Le passage en question.

Dans celui-ci, le jeu propose en guise de flashback un simple fichier image qui semble surtout avoir été oublié par mégarde en attendant d’être remplacé par un fichier vidéo. Si cette erreur est surtout le résultat de conditions de production bien particulières (on y reviendra), cela ne gâche en rien son potentiel risible. Outre cet extrait, le jeu souffre de graphismes et d’un design daté, à peine sauvé par son aspect cartoonesque et d’un gameplay extrêmement répétitif et sans idée. Le tout vendu à un prix plutôt conséquent étant donné le résultat final.

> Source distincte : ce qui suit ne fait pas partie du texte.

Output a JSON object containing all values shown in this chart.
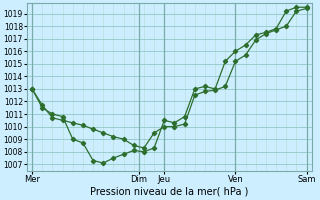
{
  "xlabel": "Pression niveau de la mer( hPa )",
  "ylim": [
    1006.5,
    1019.8
  ],
  "yticks": [
    1007,
    1008,
    1009,
    1010,
    1011,
    1012,
    1013,
    1014,
    1015,
    1016,
    1017,
    1018,
    1019
  ],
  "day_labels": [
    "Mer",
    "Dim",
    "Jeu",
    "Ven",
    "Sam"
  ],
  "day_positions": [
    0.0,
    10.5,
    13.0,
    20.0,
    27.0
  ],
  "xlim": [
    -0.5,
    27.5
  ],
  "bg_color": "#cceeff",
  "grid_color_major": "#99cccc",
  "grid_color_minor": "#bbdddd",
  "line_color": "#2d6e2d",
  "line1_x": [
    0,
    1,
    2,
    3,
    4,
    5,
    6,
    7,
    8,
    9,
    10,
    11,
    12,
    13,
    14,
    15,
    16,
    17,
    18,
    19,
    20,
    21,
    22,
    23,
    24,
    25,
    26,
    27
  ],
  "line1_y": [
    1013.0,
    1011.7,
    1010.7,
    1010.5,
    1010.3,
    1010.1,
    1009.8,
    1009.5,
    1009.2,
    1009.0,
    1008.5,
    1008.3,
    1009.5,
    1010.0,
    1010.0,
    1010.2,
    1012.5,
    1012.8,
    1012.9,
    1013.2,
    1015.2,
    1015.7,
    1016.9,
    1017.4,
    1017.7,
    1018.0,
    1019.2,
    1019.4
  ],
  "line2_x": [
    0,
    1,
    2,
    3,
    4,
    5,
    6,
    7,
    8,
    9,
    10,
    11,
    12,
    13,
    14,
    15,
    16,
    17,
    18,
    19,
    20,
    21,
    22,
    23,
    24,
    25,
    26,
    27
  ],
  "line2_y": [
    1013.0,
    1011.5,
    1011.0,
    1010.8,
    1009.0,
    1008.7,
    1007.3,
    1007.1,
    1007.5,
    1007.8,
    1008.1,
    1008.0,
    1008.3,
    1010.5,
    1010.3,
    1010.8,
    1013.0,
    1013.2,
    1013.0,
    1015.2,
    1016.0,
    1016.5,
    1017.3,
    1017.5,
    1017.8,
    1019.2,
    1019.5,
    1019.5
  ]
}
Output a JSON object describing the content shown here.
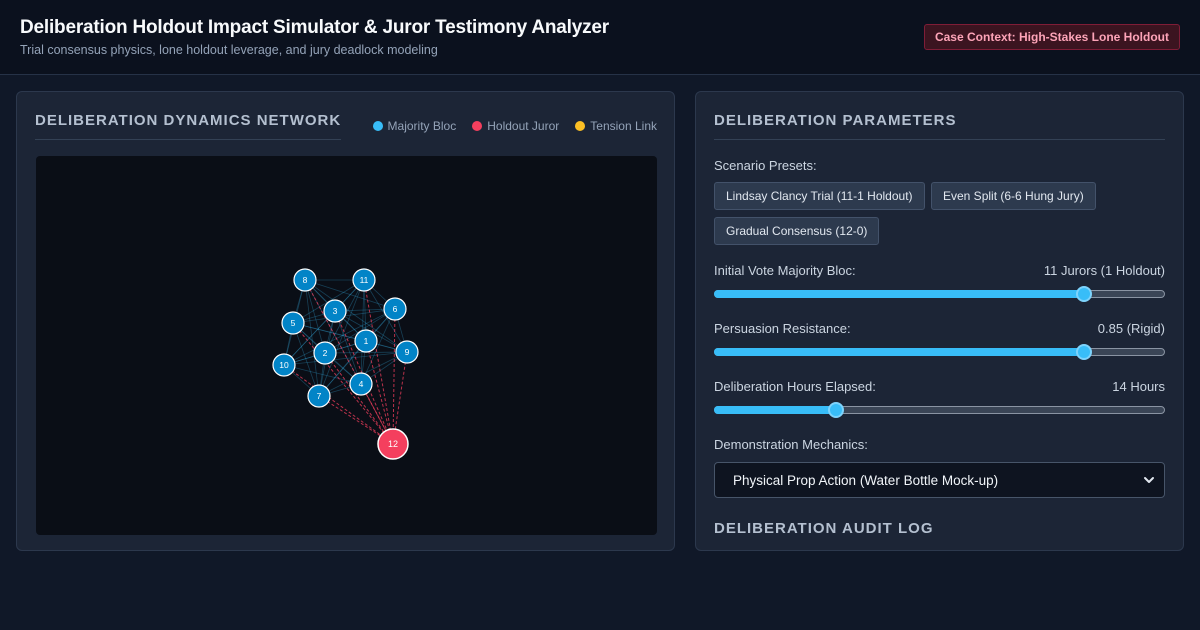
{
  "header": {
    "title": "Deliberation Holdout Impact Simulator & Juror Testimony Analyzer",
    "subtitle": "Trial consensus physics, lone holdout leverage, and jury deadlock modeling",
    "context_badge": "Case Context: High-Stakes Lone Holdout"
  },
  "network": {
    "title": "Deliberation Dynamics Network",
    "legend": [
      {
        "label": "Majority Bloc",
        "color": "#38bdf8"
      },
      {
        "label": "Holdout Juror",
        "color": "#f43f5e"
      },
      {
        "label": "Tension Link",
        "color": "#fbbf24"
      }
    ],
    "majority_jurors": [
      "8",
      "11",
      "3",
      "6",
      "5",
      "1",
      "2",
      "9",
      "10",
      "4",
      "7"
    ],
    "holdout_juror": "12",
    "colors": {
      "majority": "#0284c7",
      "holdout": "#f43f5e",
      "tension": "#f43f5e",
      "link": "#38bdf8"
    }
  },
  "params": {
    "title": "Deliberation Parameters",
    "presets_label": "Scenario Presets:",
    "presets": [
      "Lindsay Clancy Trial (11-1 Holdout)",
      "Even Split (6-6 Hung Jury)",
      "Gradual Consensus (12-0)"
    ],
    "majority": {
      "label": "Initial Vote Majority Bloc:",
      "value": "11 Jurors (1 Holdout)",
      "fraction": 0.82
    },
    "resistance": {
      "label": "Persuasion Resistance:",
      "value": "0.85 (Rigid)",
      "fraction": 0.82
    },
    "hours": {
      "label": "Deliberation Hours Elapsed:",
      "value": "14 Hours",
      "fraction": 0.27
    },
    "mechanics": {
      "label": "Demonstration Mechanics:",
      "selected": "Physical Prop Action (Water Bottle Mock-up)"
    },
    "accent_color": "#38bdf8"
  },
  "audit": {
    "title": "Deliberation Audit Log"
  }
}
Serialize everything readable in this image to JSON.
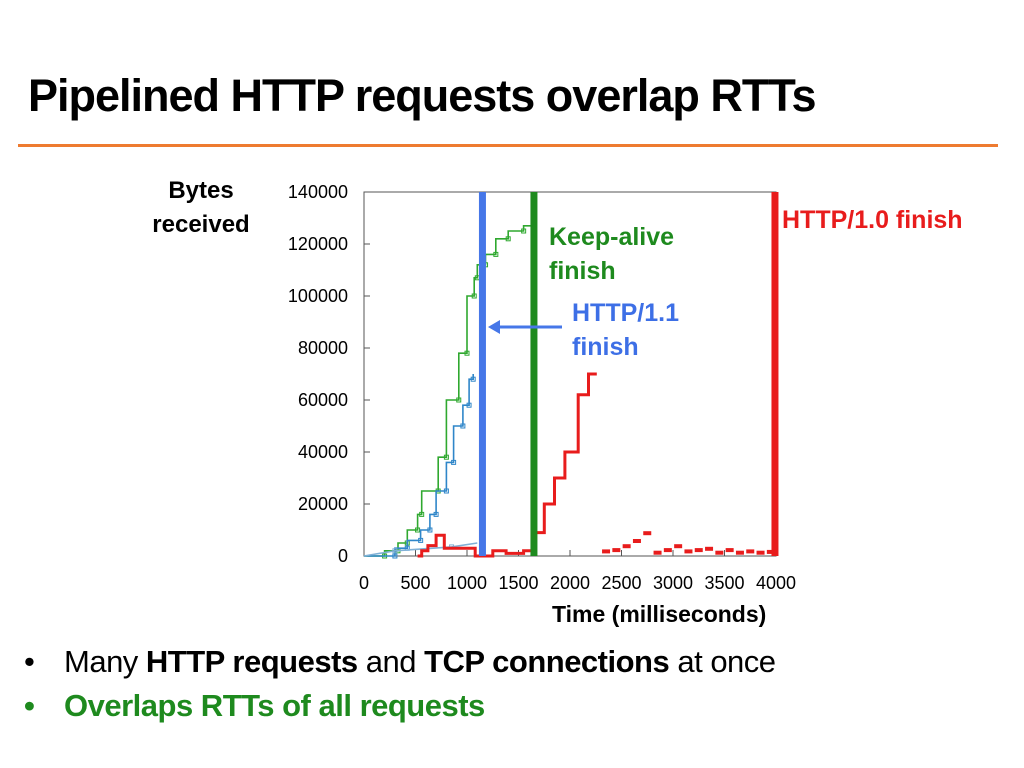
{
  "slide": {
    "title": "Pipelined HTTP requests overlap RTTs",
    "accent_color": "#ee7b30"
  },
  "chart_data": {
    "type": "line",
    "ylabel": "Bytes received",
    "xlabel": "Time (milliseconds)",
    "xlim": [
      0,
      4000
    ],
    "ylim": [
      0,
      140000
    ],
    "x_ticks": [
      0,
      500,
      1000,
      1500,
      2000,
      2500,
      3000,
      3500,
      4000
    ],
    "y_ticks": [
      0,
      20000,
      40000,
      60000,
      80000,
      100000,
      120000,
      140000
    ],
    "grid": false,
    "series": [
      {
        "color": "#2fa82f",
        "points": [
          [
            0,
            0
          ],
          [
            200,
            0
          ],
          [
            200,
            2000
          ],
          [
            330,
            2000
          ],
          [
            330,
            5000
          ],
          [
            420,
            5000
          ],
          [
            420,
            10000
          ],
          [
            520,
            10000
          ],
          [
            520,
            16000
          ],
          [
            560,
            16000
          ],
          [
            560,
            25000
          ],
          [
            720,
            25000
          ],
          [
            720,
            38000
          ],
          [
            800,
            38000
          ],
          [
            800,
            60000
          ],
          [
            920,
            60000
          ],
          [
            920,
            78000
          ],
          [
            1000,
            78000
          ],
          [
            1000,
            100000
          ],
          [
            1070,
            100000
          ],
          [
            1070,
            107000
          ],
          [
            1100,
            107000
          ],
          [
            1100,
            112000
          ],
          [
            1180,
            112000
          ],
          [
            1180,
            116000
          ],
          [
            1280,
            116000
          ],
          [
            1280,
            122000
          ],
          [
            1400,
            122000
          ],
          [
            1400,
            125000
          ],
          [
            1550,
            125000
          ],
          [
            1550,
            127000
          ],
          [
            1650,
            127000
          ]
        ]
      },
      {
        "color": "#2f86c9",
        "points": [
          [
            0,
            0
          ],
          [
            300,
            0
          ],
          [
            300,
            3000
          ],
          [
            420,
            3000
          ],
          [
            420,
            6000
          ],
          [
            550,
            6000
          ],
          [
            550,
            10000
          ],
          [
            640,
            10000
          ],
          [
            640,
            16000
          ],
          [
            700,
            16000
          ],
          [
            700,
            25000
          ],
          [
            800,
            25000
          ],
          [
            800,
            36000
          ],
          [
            870,
            36000
          ],
          [
            870,
            50000
          ],
          [
            960,
            50000
          ],
          [
            960,
            58000
          ],
          [
            1020,
            58000
          ],
          [
            1020,
            68000
          ],
          [
            1060,
            68000
          ],
          [
            1060,
            70000
          ]
        ]
      },
      {
        "color": "#7fb0d6",
        "points": [
          [
            0,
            0
          ],
          [
            300,
            2000
          ],
          [
            600,
            2800
          ],
          [
            850,
            3500
          ],
          [
            1100,
            5000
          ]
        ]
      },
      {
        "color": "#e81c1c",
        "points": [
          [
            520,
            0
          ],
          [
            560,
            0
          ],
          [
            560,
            2000
          ],
          [
            620,
            2000
          ],
          [
            620,
            4000
          ],
          [
            700,
            4000
          ],
          [
            700,
            8000
          ],
          [
            780,
            8000
          ],
          [
            780,
            3000
          ],
          [
            1080,
            3000
          ],
          [
            1080,
            0
          ],
          [
            1250,
            0
          ],
          [
            1250,
            2000
          ],
          [
            1380,
            2000
          ],
          [
            1380,
            1000
          ],
          [
            1550,
            1000
          ],
          [
            1550,
            2000
          ],
          [
            1650,
            2000
          ],
          [
            1650,
            9000
          ],
          [
            1750,
            9000
          ],
          [
            1750,
            20000
          ],
          [
            1850,
            20000
          ],
          [
            1850,
            30000
          ],
          [
            1950,
            30000
          ],
          [
            1950,
            40000
          ],
          [
            2080,
            40000
          ],
          [
            2080,
            62000
          ],
          [
            2180,
            62000
          ],
          [
            2180,
            70000
          ],
          [
            2260,
            70000
          ]
        ]
      }
    ],
    "markers": [
      {
        "color": "#e81c1c",
        "points": [
          [
            2350,
            1000
          ],
          [
            2450,
            1500
          ],
          [
            2550,
            3000
          ],
          [
            2650,
            5000
          ],
          [
            2750,
            8000
          ],
          [
            2850,
            500
          ],
          [
            2950,
            1500
          ],
          [
            3050,
            3000
          ],
          [
            3150,
            1000
          ],
          [
            3250,
            1500
          ],
          [
            3350,
            2000
          ],
          [
            3450,
            500
          ],
          [
            3550,
            1500
          ],
          [
            3650,
            500
          ],
          [
            3750,
            1000
          ],
          [
            3850,
            500
          ],
          [
            3950,
            800
          ]
        ]
      }
    ],
    "vlines": [
      {
        "x": 1150,
        "color": "#4677e8"
      },
      {
        "x": 1650,
        "color": "#1e8a1e"
      },
      {
        "x": 3990,
        "color": "#e81c1c"
      }
    ],
    "annotations": [
      {
        "text": "Keep-alive finish",
        "color": "#1e8a1e"
      },
      {
        "text": "HTTP/1.1 finish",
        "color": "#4677e8",
        "arrow": true
      },
      {
        "text": "HTTP/1.0 finish",
        "color": "#e81c1c"
      }
    ]
  },
  "labels": {
    "ylabel_line1": "Bytes",
    "ylabel_line2": "received",
    "xlabel": "Time (milliseconds)",
    "keepalive_line1": "Keep-alive",
    "keepalive_line2": "finish",
    "http11_line1": "HTTP/1.1",
    "http11_line2": "finish",
    "http10": "HTTP/1.0 finish"
  },
  "bullets": {
    "dot": "•",
    "b1_a": "Many ",
    "b1_b": "HTTP requests",
    "b1_c": " and ",
    "b1_d": "TCP connections",
    "b1_e": " at once",
    "b2": "Overlaps RTTs of all requests"
  }
}
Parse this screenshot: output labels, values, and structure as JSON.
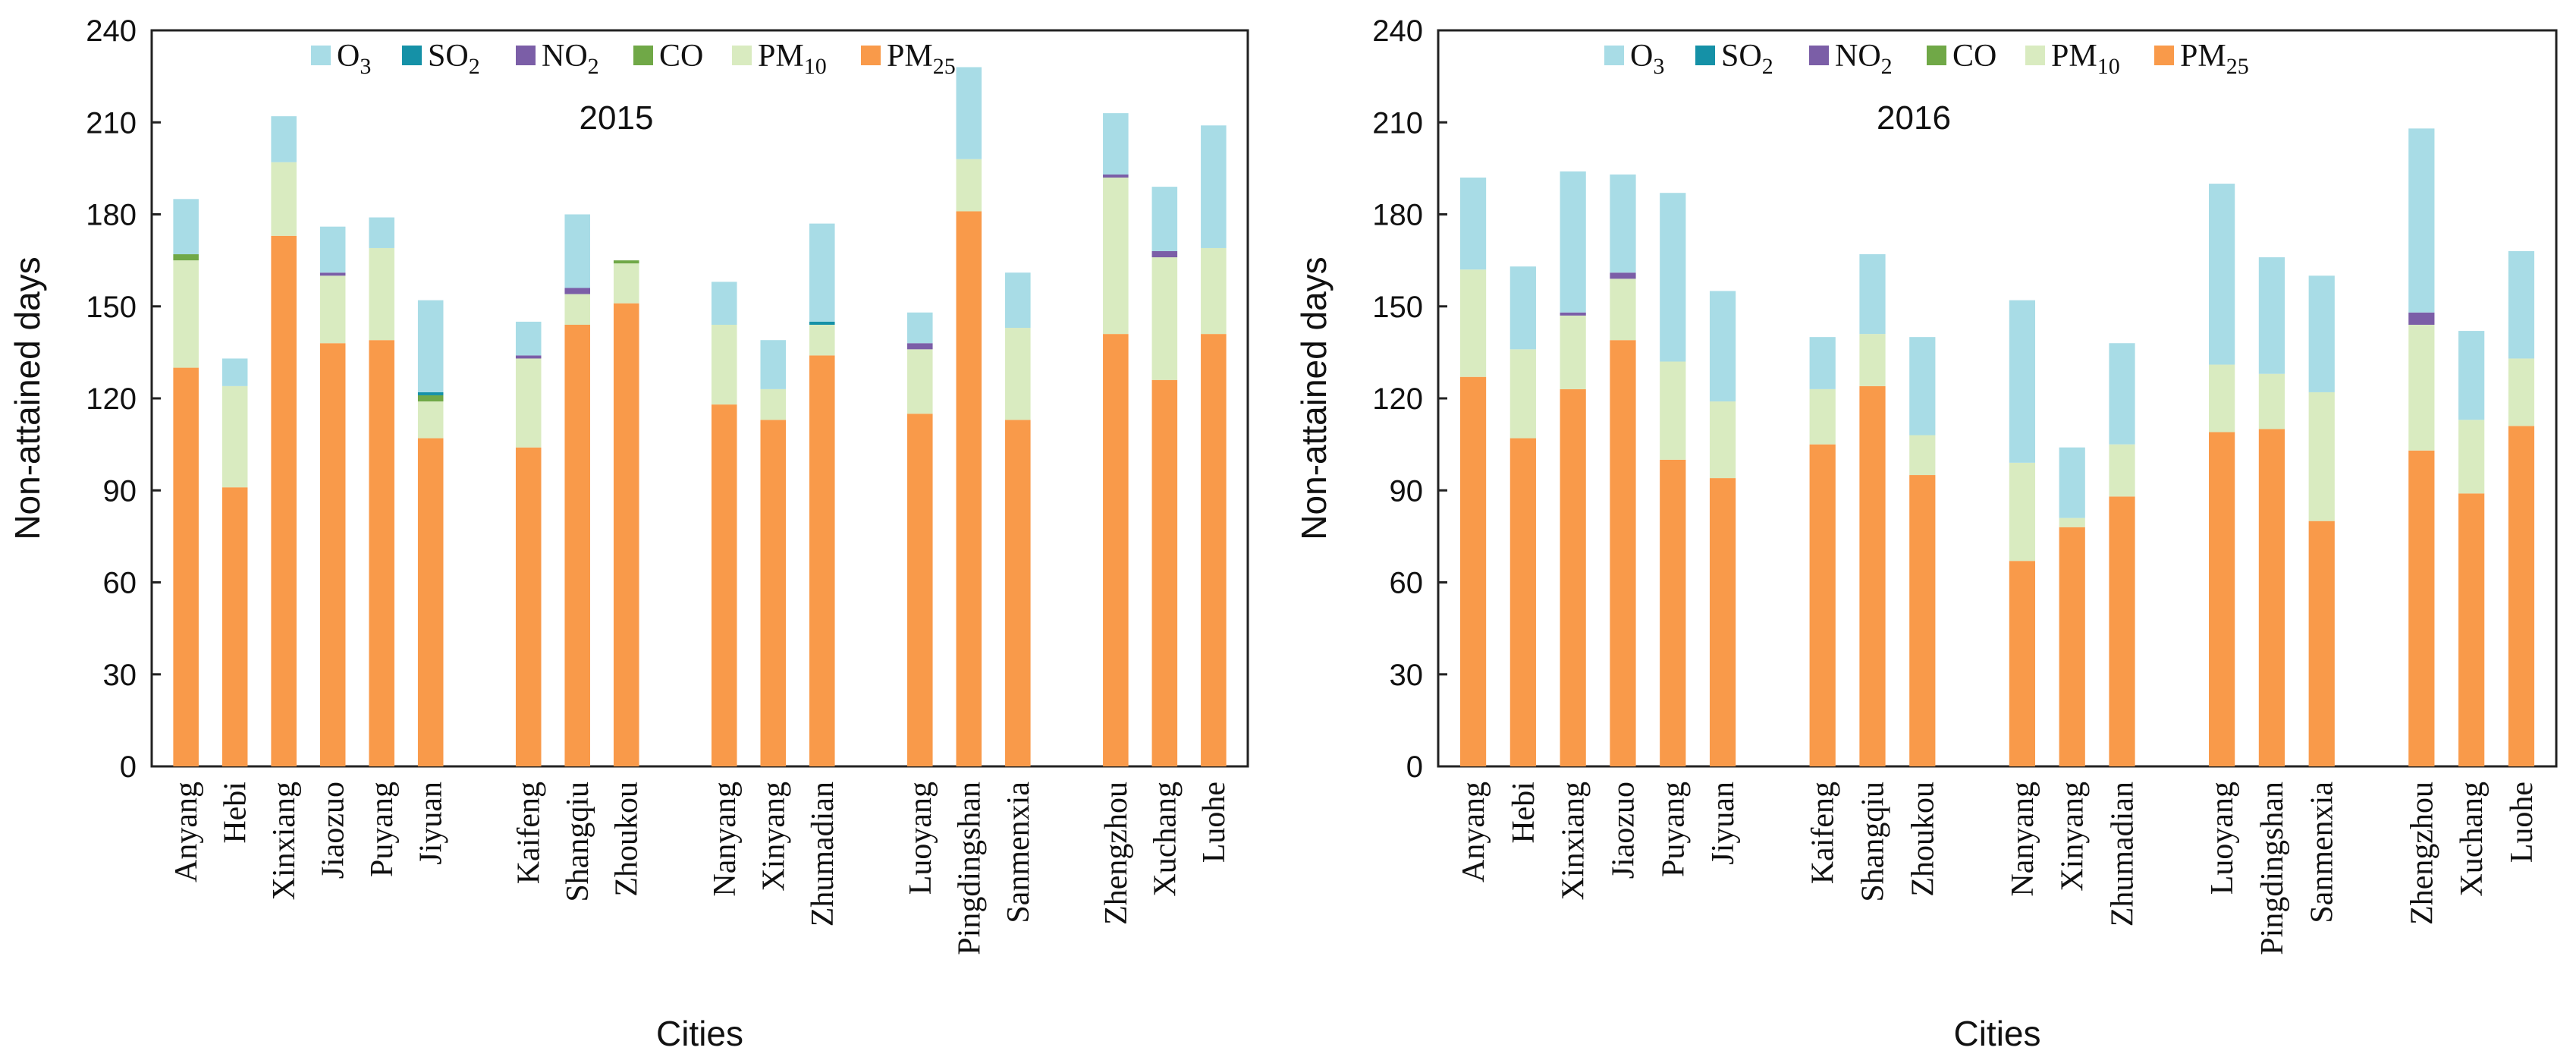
{
  "chart_data": [
    {
      "type": "bar",
      "stacked": true,
      "title": "2015",
      "xlabel": "Cities",
      "ylabel": "Non-attained days",
      "ylim": [
        0,
        240
      ],
      "yticks": [
        0,
        30,
        60,
        90,
        120,
        150,
        180,
        210,
        240
      ],
      "legend": "top-center",
      "categories": [
        "Anyang",
        "Hebi",
        "Xinxiang",
        "Jiaozuo",
        "Puyang",
        "Jiyuan",
        "Kaifeng",
        "Shangqiu",
        "Zhoukou",
        "Nanyang",
        "Xinyang",
        "Zhumadian",
        "Luoyang",
        "Pingdingshan",
        "Sanmenxia",
        "Zhengzhou",
        "Xuchang",
        "Luohe"
      ],
      "groups": [
        6,
        3,
        3,
        3,
        3
      ],
      "series": [
        {
          "name": "PM25",
          "label_main": "PM",
          "label_sub": "25",
          "color": "#F99A4A",
          "values": [
            130,
            91,
            173,
            138,
            139,
            107,
            104,
            144,
            151,
            118,
            113,
            134,
            115,
            181,
            113,
            141,
            126,
            141
          ]
        },
        {
          "name": "PM10",
          "label_main": "PM",
          "label_sub": "10",
          "color": "#D9EBC0",
          "values": [
            35,
            33,
            24,
            22,
            30,
            12,
            29,
            10,
            13,
            26,
            10,
            10,
            21,
            17,
            30,
            51,
            40,
            28
          ]
        },
        {
          "name": "CO",
          "label_main": "CO",
          "label_sub": "",
          "color": "#70A847",
          "values": [
            2,
            0,
            0,
            0,
            0,
            2,
            0,
            0,
            1,
            0,
            0,
            0,
            0,
            0,
            0,
            0,
            0,
            0
          ]
        },
        {
          "name": "NO2",
          "label_main": "NO",
          "label_sub": "2",
          "color": "#7B5EA7",
          "values": [
            0,
            0,
            0,
            1,
            0,
            0,
            1,
            2,
            0,
            0,
            0,
            0,
            2,
            0,
            0,
            1,
            2,
            0
          ]
        },
        {
          "name": "SO2",
          "label_main": "SO",
          "label_sub": "2",
          "color": "#1591A7",
          "values": [
            0,
            0,
            0,
            0,
            0,
            1,
            0,
            0,
            0,
            0,
            0,
            1,
            0,
            0,
            0,
            0,
            0,
            0
          ]
        },
        {
          "name": "O3",
          "label_main": "O",
          "label_sub": "3",
          "color": "#A8DCE6",
          "values": [
            18,
            9,
            15,
            15,
            10,
            30,
            11,
            24,
            0,
            14,
            16,
            32,
            10,
            30,
            18,
            20,
            21,
            40
          ]
        }
      ]
    },
    {
      "type": "bar",
      "stacked": true,
      "title": "2016",
      "xlabel": "Cities",
      "ylabel": "Non-attained days",
      "ylim": [
        0,
        240
      ],
      "yticks": [
        0,
        30,
        60,
        90,
        120,
        150,
        180,
        210,
        240
      ],
      "legend": "top-center",
      "categories": [
        "Anyang",
        "Hebi",
        "Xinxiang",
        "Jiaozuo",
        "Puyang",
        "Jiyuan",
        "Kaifeng",
        "Shangqiu",
        "Zhoukou",
        "Nanyang",
        "Xinyang",
        "Zhumadian",
        "Luoyang",
        "Pingdingshan",
        "Sanmenxia",
        "Zhengzhou",
        "Xuchang",
        "Luohe"
      ],
      "groups": [
        6,
        3,
        3,
        3,
        3
      ],
      "series": [
        {
          "name": "PM25",
          "label_main": "PM",
          "label_sub": "25",
          "color": "#F99A4A",
          "values": [
            127,
            107,
            123,
            139,
            100,
            94,
            105,
            124,
            95,
            67,
            78,
            88,
            109,
            110,
            80,
            103,
            89,
            111
          ]
        },
        {
          "name": "PM10",
          "label_main": "PM",
          "label_sub": "10",
          "color": "#D9EBC0",
          "values": [
            35,
            29,
            24,
            20,
            32,
            25,
            18,
            17,
            13,
            32,
            3,
            17,
            22,
            18,
            42,
            41,
            24,
            22
          ]
        },
        {
          "name": "CO",
          "label_main": "CO",
          "label_sub": "",
          "color": "#70A847",
          "values": [
            0,
            0,
            0,
            0,
            0,
            0,
            0,
            0,
            0,
            0,
            0,
            0,
            0,
            0,
            0,
            0,
            0,
            0
          ]
        },
        {
          "name": "NO2",
          "label_main": "NO",
          "label_sub": "2",
          "color": "#7B5EA7",
          "values": [
            0,
            0,
            1,
            2,
            0,
            0,
            0,
            0,
            0,
            0,
            0,
            0,
            0,
            0,
            0,
            4,
            0,
            0
          ]
        },
        {
          "name": "SO2",
          "label_main": "SO",
          "label_sub": "2",
          "color": "#1591A7",
          "values": [
            0,
            0,
            0,
            0,
            0,
            0,
            0,
            0,
            0,
            0,
            0,
            0,
            0,
            0,
            0,
            0,
            0,
            0
          ]
        },
        {
          "name": "O3",
          "label_main": "O",
          "label_sub": "3",
          "color": "#A8DCE6",
          "values": [
            30,
            27,
            46,
            32,
            55,
            36,
            17,
            26,
            32,
            53,
            23,
            33,
            59,
            38,
            38,
            60,
            29,
            35
          ]
        }
      ]
    }
  ],
  "legend_order": [
    "O3",
    "SO2",
    "NO2",
    "CO",
    "PM10",
    "PM25"
  ]
}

Dès lors plusieurs streamers et créateurs de contenu se sont emparés du jeu pour mesurer l’étendue des dégâts et offrir un moment de divertissement à proposer à leurs communautés respectives. Ce plaisir a découvrir et à partager le plaisir que l’on peut éprouver devant une œuvre d’art “ratée” ou “mauvaise” est l’essence même de ce que l’on appelle communément : le nanar. Ou quand le mauvais est si mauvais qu’il devient bon et qu’un autre spectacle supplante le spectacle initialement prévu par les auteurs du film. C’est notamment l’histoire de The Room, nanar culte et également merveille de bizarrerie, réalisé par le tout aussi bizarre Tommy Wiseau. Mais le nanar cinématographique a t-il son équivalent vidéo-ludique ?

Les fans de nanar vous le diront, plus le film est sincère dans sa volonté de bien faire, plus son échec est savoureux à découvrir, car le secret d’un bon nanar réside dans sa sincérité. Nombreux sont les opportunistes qui ont voulu surfer sur la vague du nanar en proposant des films qui reprenaient volontairement les codes du nanar, c’est notamment le cas du studio Asylum.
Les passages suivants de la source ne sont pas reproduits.